Cast Members (Shakespearean)
In addition to roles performed by opera singers, the Claudio subplot required the restoration to the story of several other characters that Berlioz had cut. Actors from Seattle’s A Contemporary Theater [ACT], of which John Langs is Artistic Director, and other local theater groups were enlisted for these roles.
Hero’s father Leonato was played by Colorado actor Marvin Grays.
[Below: Leonator (Marvin Grays, center) joins Don Pedro (Daniel Sumegi, right) and Claudio (Craig Verm, second from right) in a conversation about a woman in love with Benedict (Andrew Owens, hiding behind shrub, left) that they intend for him to overhear; edited image, based on a Jacob Lucas photograph, courtesy of the Seattle Opera.]

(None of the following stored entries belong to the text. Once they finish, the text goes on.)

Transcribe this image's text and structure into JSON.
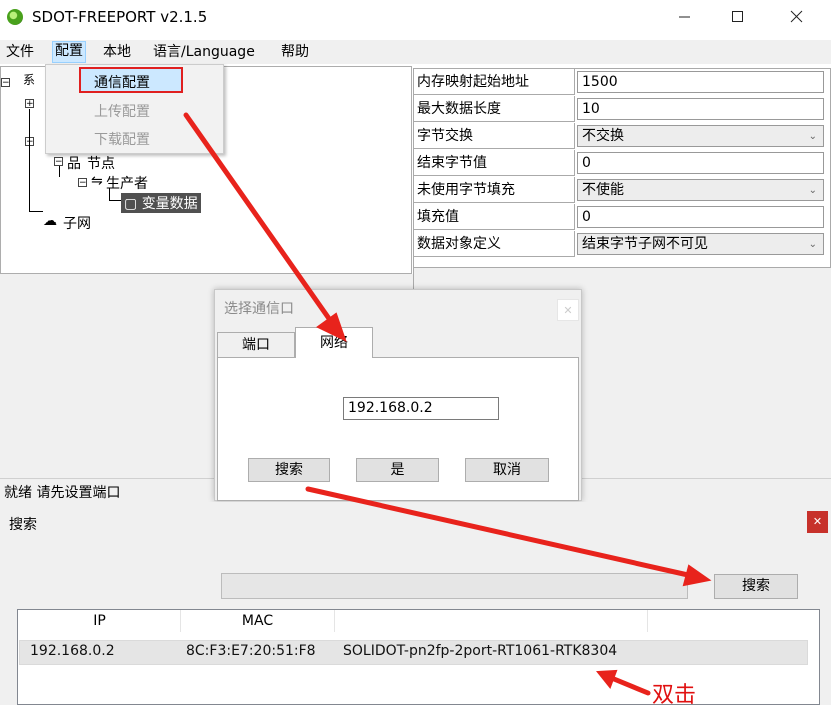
{
  "window": {
    "title": "SDOT-FREEPORT v2.1.5",
    "icons": {
      "minimize": "minimize-icon",
      "maximize": "maximize-icon",
      "close": "close-icon"
    }
  },
  "menu": {
    "file": "文件",
    "config": "配置",
    "local": "本地",
    "language": "语言/Language",
    "help": "帮助"
  },
  "config_menu": {
    "comm": "通信配置",
    "upload": "上传配置",
    "download": "下载配置"
  },
  "tree": {
    "root_partial": "系",
    "node": "节点",
    "producer": "生产者",
    "variable": "变量数据",
    "subnet": "子网"
  },
  "properties": [
    {
      "name": "内存映射起始地址",
      "value": "1500",
      "combo": false
    },
    {
      "name": "最大数据长度",
      "value": "10",
      "combo": false
    },
    {
      "name": "字节交换",
      "value": "不交换",
      "combo": true
    },
    {
      "name": "结束字节值",
      "value": "0",
      "combo": false
    },
    {
      "name": "未使用字节填充",
      "value": "不使能",
      "combo": true
    },
    {
      "name": "填充值",
      "value": "0",
      "combo": false
    },
    {
      "name": "数据对象定义",
      "value": "结束字节子网不可见",
      "combo": true
    }
  ],
  "status": "就绪 请先设置端口",
  "port_dialog": {
    "title": "选择通信口",
    "tab_port": "端口",
    "tab_network": "网络",
    "ip": "192.168.0.2",
    "search": "搜索",
    "yes": "是",
    "cancel": "取消"
  },
  "search_panel": {
    "title": "搜索",
    "search_button": "搜索",
    "columns": [
      "IP",
      "MAC",
      ""
    ],
    "rows": [
      {
        "ip": "192.168.0.2",
        "mac": "8C:F3:E7:20:51:F8",
        "name": "SOLIDOT-pn2fp-2port-RT1061-RTK8304"
      }
    ],
    "annotation": "双击"
  },
  "colors": {
    "arrow": "#e8231c",
    "highlight_box": "#e02020",
    "selection": "#cce8ff"
  }
}
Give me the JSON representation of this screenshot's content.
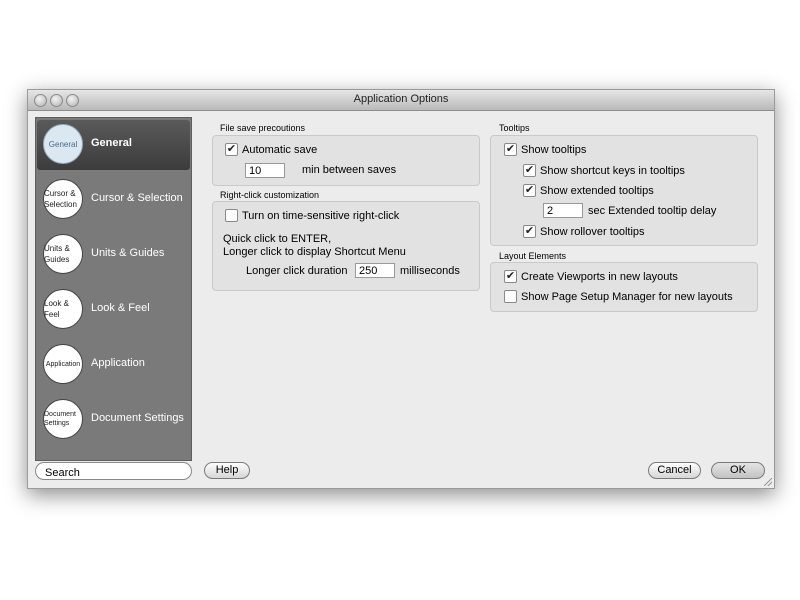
{
  "window": {
    "title": "Application Options"
  },
  "sidebar": {
    "items": [
      {
        "icon_text": "General",
        "label": "General",
        "selected": true
      },
      {
        "icon_text": "Cursor & Selection",
        "label": "Cursor & Selection",
        "selected": false
      },
      {
        "icon_text": "Units & Guides",
        "label": "Units & Guides",
        "selected": false
      },
      {
        "icon_text": "Look & Feel",
        "label": "Look & Feel",
        "selected": false
      },
      {
        "icon_text": "Application",
        "label": "Application",
        "selected": false
      },
      {
        "icon_text": "Document Settings",
        "label": "Document Settings",
        "selected": false
      }
    ],
    "search_placeholder": "Search"
  },
  "file_save": {
    "title": "File save precoutions",
    "automatic_save_label": "Automatic save",
    "automatic_save_checked": true,
    "interval_value": "10",
    "interval_suffix": "min between saves"
  },
  "right_click": {
    "title": "Right-click customization",
    "time_sensitive_label": "Turn on time-sensitive right-click",
    "time_sensitive_checked": false,
    "line1": "Quick click to ENTER,",
    "line2": "Longer click to display Shortcut Menu",
    "duration_label": "Longer click duration",
    "duration_value": "250",
    "duration_suffix": "milliseconds"
  },
  "tooltips": {
    "title": "Tooltips",
    "show_tooltips": "Show tooltips",
    "show_shortcut_keys": "Show shortcut keys in tooltips",
    "show_extended": "Show extended tooltips",
    "delay_value": "2",
    "delay_suffix": "sec Extended tooltip delay",
    "show_rollover": "Show rollover tooltips"
  },
  "layout_elements": {
    "title": "Layout Elements",
    "create_viewports": "Create Viewports in new layouts",
    "create_viewports_checked": true,
    "page_setup": "Show Page Setup Manager for new layouts",
    "page_setup_checked": false
  },
  "buttons": {
    "help": "Help",
    "cancel": "Cancel",
    "ok": "OK"
  },
  "icons": {
    "check": "✔"
  }
}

The “villain roles” of Don John and his henchman Borachio were taken respectively by Washington actor Brandon O’Neill and Arkansas actor Avery Clark. Both men were the recipients of the good-natured booing of villains at opera’s end that one now expects of North American opera audiences.
Maryland actor Christine Marie Brown was Margaret, Boracho’s accomplice in the deception of Claudio. Tennessee actor Chip Sherman played a Messenger and Friar Francis.
The sets by Washington designer Matthew Smucker represent the lively urban community of Messina, Sicily.
[Below: Matthew Smucker’s set designs for the city of Messina; edited image, based on a Jacob Lucas photograph, courtesy of the Seattle Opera.]
The sets, repurposed from Robert Dahlstrom’s sets for Seattle Opera’s 2008 production of Bellini’s “I Puritani”, and brilliantly lit by Michigan lighting designer Connie Yun, project a much sunnier image than their previous representation of the English Civil War.
The costumes, with a late 19th century Mediterranean feel are designed by Washington director Deborah Trout.
Maestro Ludovic Morlot and the Seattle Opera Orchestra and Chorus
The city-wide Celebration of Shakespeare provided the opportunity for the Seattle Symphony’s musical director Ludovic Morlot to take on a project with the Seattle Opera.
[Below: Maestro Ludovic Morlot; edited image, based on a publicity photograph, courtesy of the Seattle Opera.]
Himself a strong proponent of Berlioz’ music (and hailing from Berlioz’ region of France), Maestro Morlot supervised the process of selecting music from other Berlioz vocal works to augment the opera.
The resulting performance was beautifully conceived, with both the Seattle Opera Orchestra and Chorus performing with distinction.
I recommend the opera to the veteran opera-goer and person new to opera, and to lovers of Shakespearean plays who should find the amalgam of Berlioz’ opera and Shakespeare’s play to be a fascinating evening.